Ecco perché gli uomini di conoscenza si sono fatti rari, e gli amici più rari ancora.
L’uomo di conoscenza padroneggerà il silenzio, e padroneggerà più ancora la parola. Per far ciò
riunirà attorno a lui un gruppo che sarà conseguenza del suo carisma. Non dovrà cercare di
soffocare la ricerca personale dei suoi membri, ma al contrario, guidarli con benevolenza e libertà di
spirito.
L’UOMO SUPERIORE (L’uomo votato alla causa)
Sappiamo poche cose su di loro. Ma ne abbiamo incontrati qualcuno all’interno del Kendo e dello
Iaido.
La sua ricerca è l’unità. Egli lavora acciocché il suo corpo e il suo spirito, diventino tutt’uno. Tutte
le azioni e i gesti, nella via, si traducono nel modo di pensare. Il gesto sarà in funzione dello spirito.
Ora sa, avanti che il cammino si avvia al termine, che il suo dovere è di ridonare, scegliendo (a
chi), in modo che l’arte non possa mai morire. Ha dentro alla sua tecnica, tutta l’arte della
cavalleria. Egli guida verso la spiritualità.
Questo è colui che noi chiamiamo MAESTRO.

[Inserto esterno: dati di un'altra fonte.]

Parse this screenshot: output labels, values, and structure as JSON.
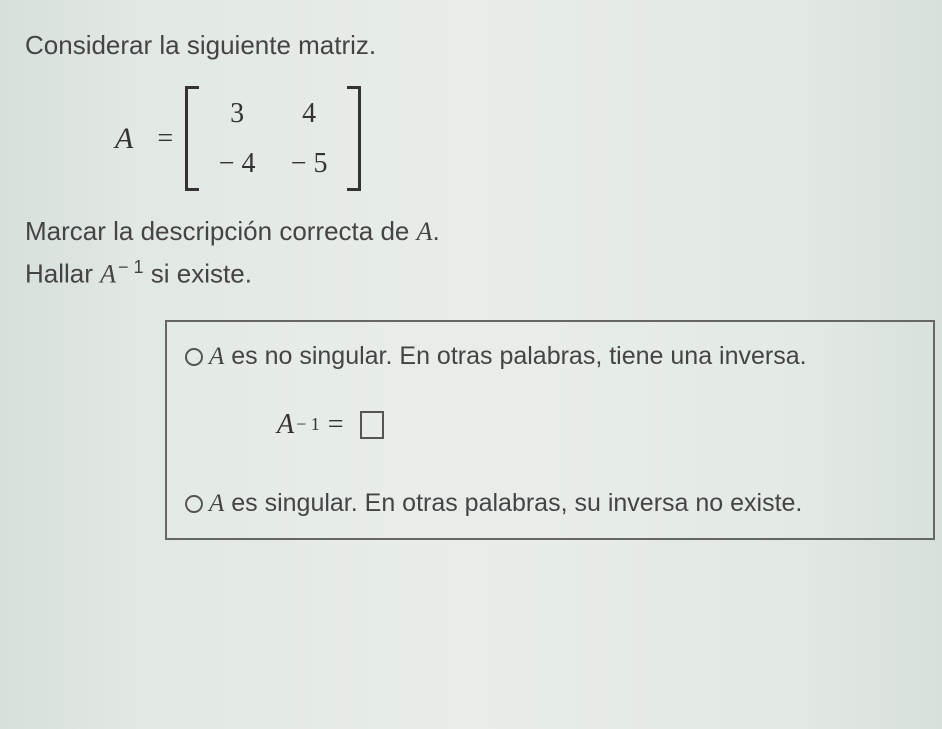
{
  "question": {
    "intro": "Considerar la siguiente matriz.",
    "matrix_label": "A",
    "equals": "=",
    "matrix": {
      "r1c1": "3",
      "r1c2": "4",
      "r2c1": "− 4",
      "r2c2": "− 5"
    },
    "instruction1_pre": "Marcar la descripción correcta de ",
    "instruction1_var": "A",
    "instruction1_post": ".",
    "instruction2_pre": "Hallar ",
    "instruction2_var": "A",
    "instruction2_exp": "− 1",
    "instruction2_post": " si existe."
  },
  "options": {
    "opt1_var": "A",
    "opt1_text": " es no singular. En otras palabras, tiene una inversa.",
    "inverse_var": "A",
    "inverse_exp": "− 1",
    "inverse_eq": "=",
    "opt2_var": "A",
    "opt2_text": " es singular. En otras palabras, su inversa no existe."
  }
}
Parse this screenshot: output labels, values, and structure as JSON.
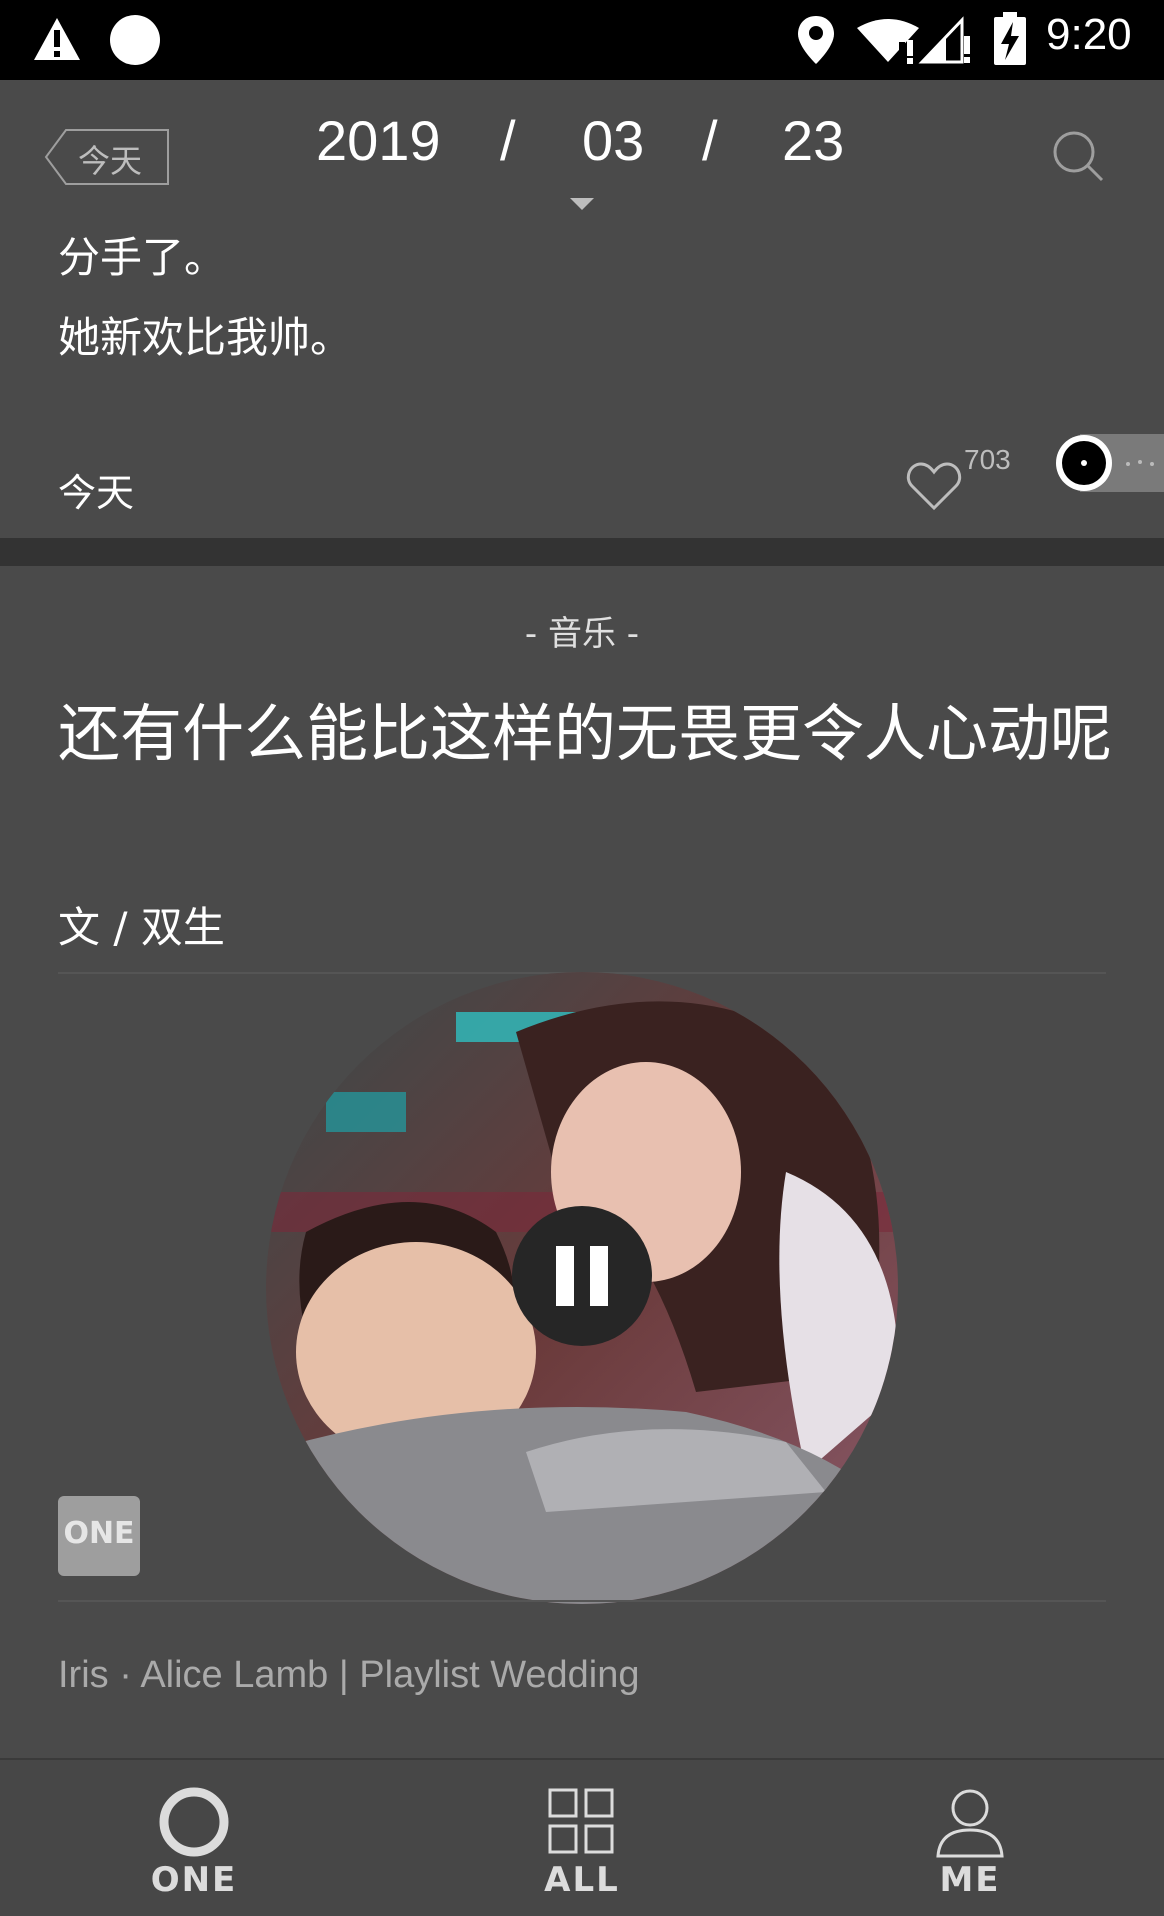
{
  "status_bar": {
    "time": "9:20",
    "icons": [
      "warning-icon",
      "circle-notification-icon",
      "location-icon",
      "wifi-icon",
      "cell-signal-icon",
      "battery-charging-icon"
    ]
  },
  "header": {
    "today_label": "今天",
    "date": {
      "year": "2019",
      "sep1": "/",
      "month": "03",
      "sep2": "/",
      "day": "23"
    },
    "search_icon": "search-icon"
  },
  "top_card": {
    "line1": "分手了。",
    "line2": "她新欢比我帅。",
    "footer_label": "今天",
    "likes": "703"
  },
  "music": {
    "category": "- 音乐 -",
    "title": "还有什么能比这样的无畏更令人心动呢",
    "author": "文 / 双生",
    "badge": "ONE",
    "song": "Iris · Alice Lamb | Playlist Wedding"
  },
  "bottom_nav": {
    "items": [
      {
        "label": "ONE",
        "icon": "circle-icon"
      },
      {
        "label": "ALL",
        "icon": "grid-icon"
      },
      {
        "label": "ME",
        "icon": "user-icon"
      }
    ]
  },
  "colors": {
    "background": "#4a4a4a",
    "separator": "#333333",
    "status_bar": "#000000"
  }
}
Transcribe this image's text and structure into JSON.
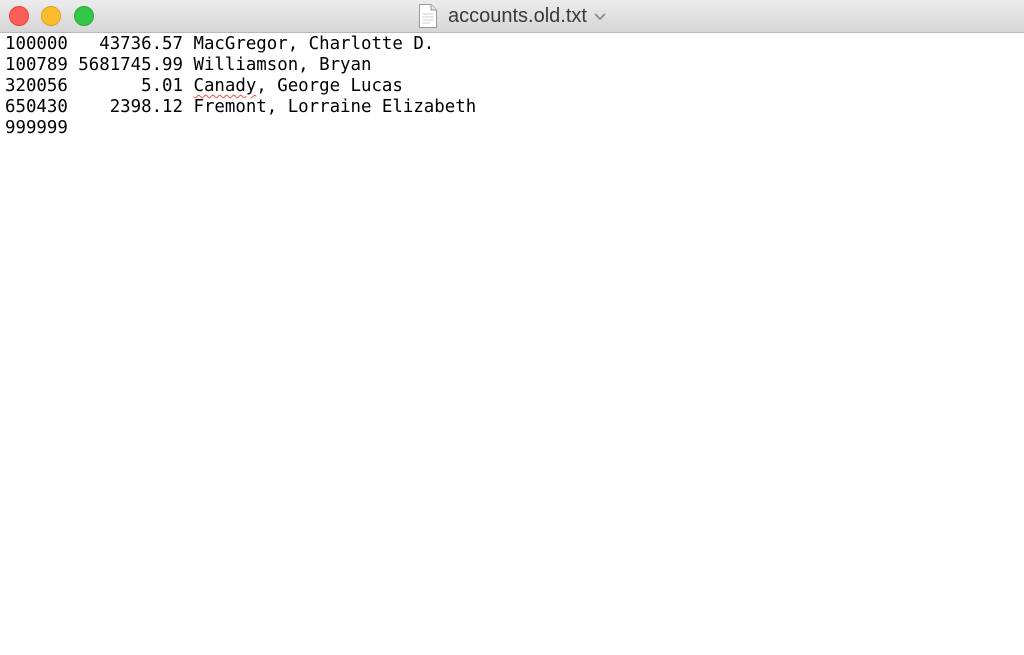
{
  "window": {
    "title": "accounts.old.txt",
    "file_icon": "document-icon",
    "title_menu_icon": "chevron-down-icon",
    "controls": {
      "close_color": "#fc5f57",
      "minimize_color": "#fdbc2e",
      "zoom_color": "#33c748"
    }
  },
  "document": {
    "lines": [
      {
        "account": "100000",
        "balance": "43736.57",
        "name_misspelled": "",
        "name_rest": "MacGregor, Charlotte D."
      },
      {
        "account": "100789",
        "balance": "5681745.99",
        "name_misspelled": "",
        "name_rest": "Williamson, Bryan"
      },
      {
        "account": "320056",
        "balance": "5.01",
        "name_misspelled": "Canady",
        "name_rest": ", George Lucas"
      },
      {
        "account": "650430",
        "balance": "2398.12",
        "name_misspelled": "",
        "name_rest": "Fremont, Lorraine Elizabeth"
      },
      {
        "account": "999999",
        "balance": "",
        "name_misspelled": "",
        "name_rest": ""
      }
    ]
  }
}
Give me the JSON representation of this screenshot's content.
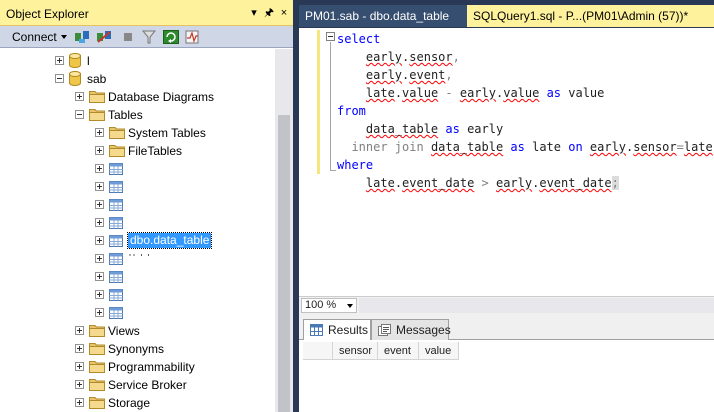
{
  "object_explorer": {
    "title": "Object Explorer",
    "pin": "↓",
    "autohide": "╀",
    "close": "×",
    "toolbar": {
      "connect_label": "Connect"
    },
    "tree": [
      {
        "name": "db-node-l",
        "label": "l",
        "type": "database",
        "expander": "plus"
      },
      {
        "name": "db-node-sab",
        "label": "sab",
        "type": "database",
        "expander": "minus"
      },
      {
        "name": "folder-database-diagrams",
        "label": "Database Diagrams",
        "type": "folder",
        "expander": "plus"
      },
      {
        "name": "folder-tables",
        "label": "Tables",
        "type": "folder",
        "expander": "minus"
      },
      {
        "name": "folder-system-tables",
        "label": "System Tables",
        "type": "folder",
        "expander": "plus"
      },
      {
        "name": "folder-filetables",
        "label": "FileTables",
        "type": "folder",
        "expander": "plus"
      },
      {
        "name": "table-node-1",
        "label": "",
        "type": "table",
        "expander": "plus"
      },
      {
        "name": "table-node-2",
        "label": "",
        "type": "table",
        "expander": "plus"
      },
      {
        "name": "table-node-3",
        "label": "",
        "type": "table",
        "expander": "plus"
      },
      {
        "name": "table-node-4",
        "label": "",
        "type": "table",
        "expander": "plus"
      },
      {
        "name": "table-node-data-table",
        "label": "dbo.data_table",
        "type": "table",
        "expander": "plus",
        "selected": true
      },
      {
        "name": "table-node-6",
        "label": "ˈˈ ˈ ˈ",
        "type": "table",
        "expander": "plus"
      },
      {
        "name": "table-node-7",
        "label": "",
        "type": "table",
        "expander": "plus"
      },
      {
        "name": "table-node-8",
        "label": "",
        "type": "table",
        "expander": "plus"
      },
      {
        "name": "table-node-9",
        "label": "",
        "type": "table",
        "expander": "plus"
      },
      {
        "name": "folder-views",
        "label": "Views",
        "type": "folder",
        "expander": "plus"
      },
      {
        "name": "folder-synonyms",
        "label": "Synonyms",
        "type": "folder",
        "expander": "plus"
      },
      {
        "name": "folder-programmability",
        "label": "Programmability",
        "type": "folder",
        "expander": "plus"
      },
      {
        "name": "folder-service-broker",
        "label": "Service Broker",
        "type": "folder",
        "expander": "plus"
      },
      {
        "name": "folder-storage",
        "label": "Storage",
        "type": "folder",
        "expander": "plus"
      }
    ]
  },
  "tabs": [
    {
      "label": "PM01.sab - dbo.data_table",
      "active": false
    },
    {
      "label": "SQLQuery1.sql - P...(PM01\\Admin (57))*",
      "active": true
    }
  ],
  "editor": {
    "lines": [
      [
        {
          "t": "select",
          "c": "kw"
        }
      ],
      [
        {
          "t": "    "
        },
        {
          "t": "early",
          "c": "sq"
        },
        {
          "t": "."
        },
        {
          "t": "sensor",
          "c": "sq"
        },
        {
          "t": ",",
          "c": "op"
        }
      ],
      [
        {
          "t": "    "
        },
        {
          "t": "early",
          "c": "sq"
        },
        {
          "t": "."
        },
        {
          "t": "event",
          "c": "sq"
        },
        {
          "t": ",",
          "c": "op"
        }
      ],
      [
        {
          "t": "    "
        },
        {
          "t": "late",
          "c": "sq"
        },
        {
          "t": "."
        },
        {
          "t": "value",
          "c": "sq"
        },
        {
          "t": " - ",
          "c": "op"
        },
        {
          "t": "early",
          "c": "sq"
        },
        {
          "t": "."
        },
        {
          "t": "value",
          "c": "sq"
        },
        {
          "t": " as ",
          "c": "kw"
        },
        {
          "t": "value"
        }
      ],
      [
        {
          "t": "from",
          "c": "kw"
        }
      ],
      [
        {
          "t": "    "
        },
        {
          "t": "data_table",
          "c": "sq"
        },
        {
          "t": " as ",
          "c": "kw"
        },
        {
          "t": "early"
        }
      ],
      [
        {
          "t": "  "
        },
        {
          "t": "inner join",
          "c": "op"
        },
        {
          "t": " "
        },
        {
          "t": "data_table",
          "c": "sq"
        },
        {
          "t": " as ",
          "c": "kw"
        },
        {
          "t": "late"
        },
        {
          "t": " on ",
          "c": "kw"
        },
        {
          "t": "early",
          "c": "sq"
        },
        {
          "t": "."
        },
        {
          "t": "sensor",
          "c": "sq"
        },
        {
          "t": "=",
          "c": "op"
        },
        {
          "t": "late",
          "c": "sq"
        },
        {
          "t": "."
        },
        {
          "t": "s",
          "c": "sq"
        }
      ],
      [
        {
          "t": "where",
          "c": "kw"
        }
      ],
      [
        {
          "t": "    "
        },
        {
          "t": "late",
          "c": "sq"
        },
        {
          "t": "."
        },
        {
          "t": "event_date",
          "c": "sq"
        },
        {
          "t": " > ",
          "c": "op"
        },
        {
          "t": "early",
          "c": "sq"
        },
        {
          "t": "."
        },
        {
          "t": "event_date",
          "c": "sq"
        },
        {
          "t": ";",
          "c": "op hl"
        }
      ]
    ]
  },
  "zoom": {
    "value": "100 %"
  },
  "results": {
    "tabs": [
      {
        "label": "Results"
      },
      {
        "label": "Messages"
      }
    ],
    "columns": [
      "sensor",
      "event",
      "value"
    ]
  }
}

Il suo ruolo non è quello di convincere, ma quello di donare, a colui che lo richiede, e che può
riceverlo. Egli indica al cercatore di scegliere la via che corrisponde al meglio, alle sue aspirazioni
più intime, ed avanzare sempre così.
Quest’uomo non lascia intravedere la somma della sua conoscenza. Solo l’espressione della sua
serenità può attirarvi a lui. Egli ammira molto le qualità degli altri, ma non farà sfoggio delle
proprie.
Quando siamo in presenza di quest’uomo, un MAESTRO, gioiremo d’una indipendenza di pensiero
assoluta.
Egli insegna che è falso utilizzare il pensiero altrui nella propria via.
L’uomo votato alla causa, non avrà mai nostalgia del passato. Vive con il suo tempo.
Attraversa gli anni ed i loro cambiamenti, come il tempo attraverso le stagioni.
L’ ”uomo non deve rimpiangere il tempo passato, né coltivare nefasti ricordi. E’ il cambiamento
che rivela all’individuo la vera bellezza”.
Deve volere soprattutto, le prove che possono essere raggiunte.
Se avete la scelta di poter aprire certe porte, non c’è che un consiglio da darvi: avere qualcuno che
faciliterà la vostra ricerca.
Se qualcuno dice le medesime cose che riflettono le medesime verità, non possono essere le vostre,
poiché sono il risultato del suo percorso.
Dovete cercare le vostre verità, nella vostra via.
Sarà falso credere che l’uomo votato alla sua via, si fermi a trasmettere solo con le parole.
L’uomo superiore, agisce sugli altri con i suoi atti e consacra il suo tempo al perfezionamento di
colui che glielo domanderà. Solo allora l’azione darà un senso alla conversazione.
L’uomo votato alla via, non può indirizzarsi che ad un individuo per volta; a differenza dell’uomo
di conoscenza che si indirizzerà ad un gruppo.
Qui noi troviamo ancora il triangolo, che dona il posto di ciascuno.
L’uomo votato alla via, non si indirizza mai ad un apprendista guerriero. Lo potrà osservare, ma
senza dirgli nulla.
L’uomo votato, lavora ogni giorno per perfezionarsi. E’ una virtù.
La più alta è quella d’iniziare gli altri.
Pratica i suoi insegnamenti e osserva le regole dei riti.
Come il nero e il bianco, sono un contrasto indissociabile, la cultura del perfezionamento interiore
ed esteriore sarà la medesima cosa.
Trasmettere è una regola immutabile del compito.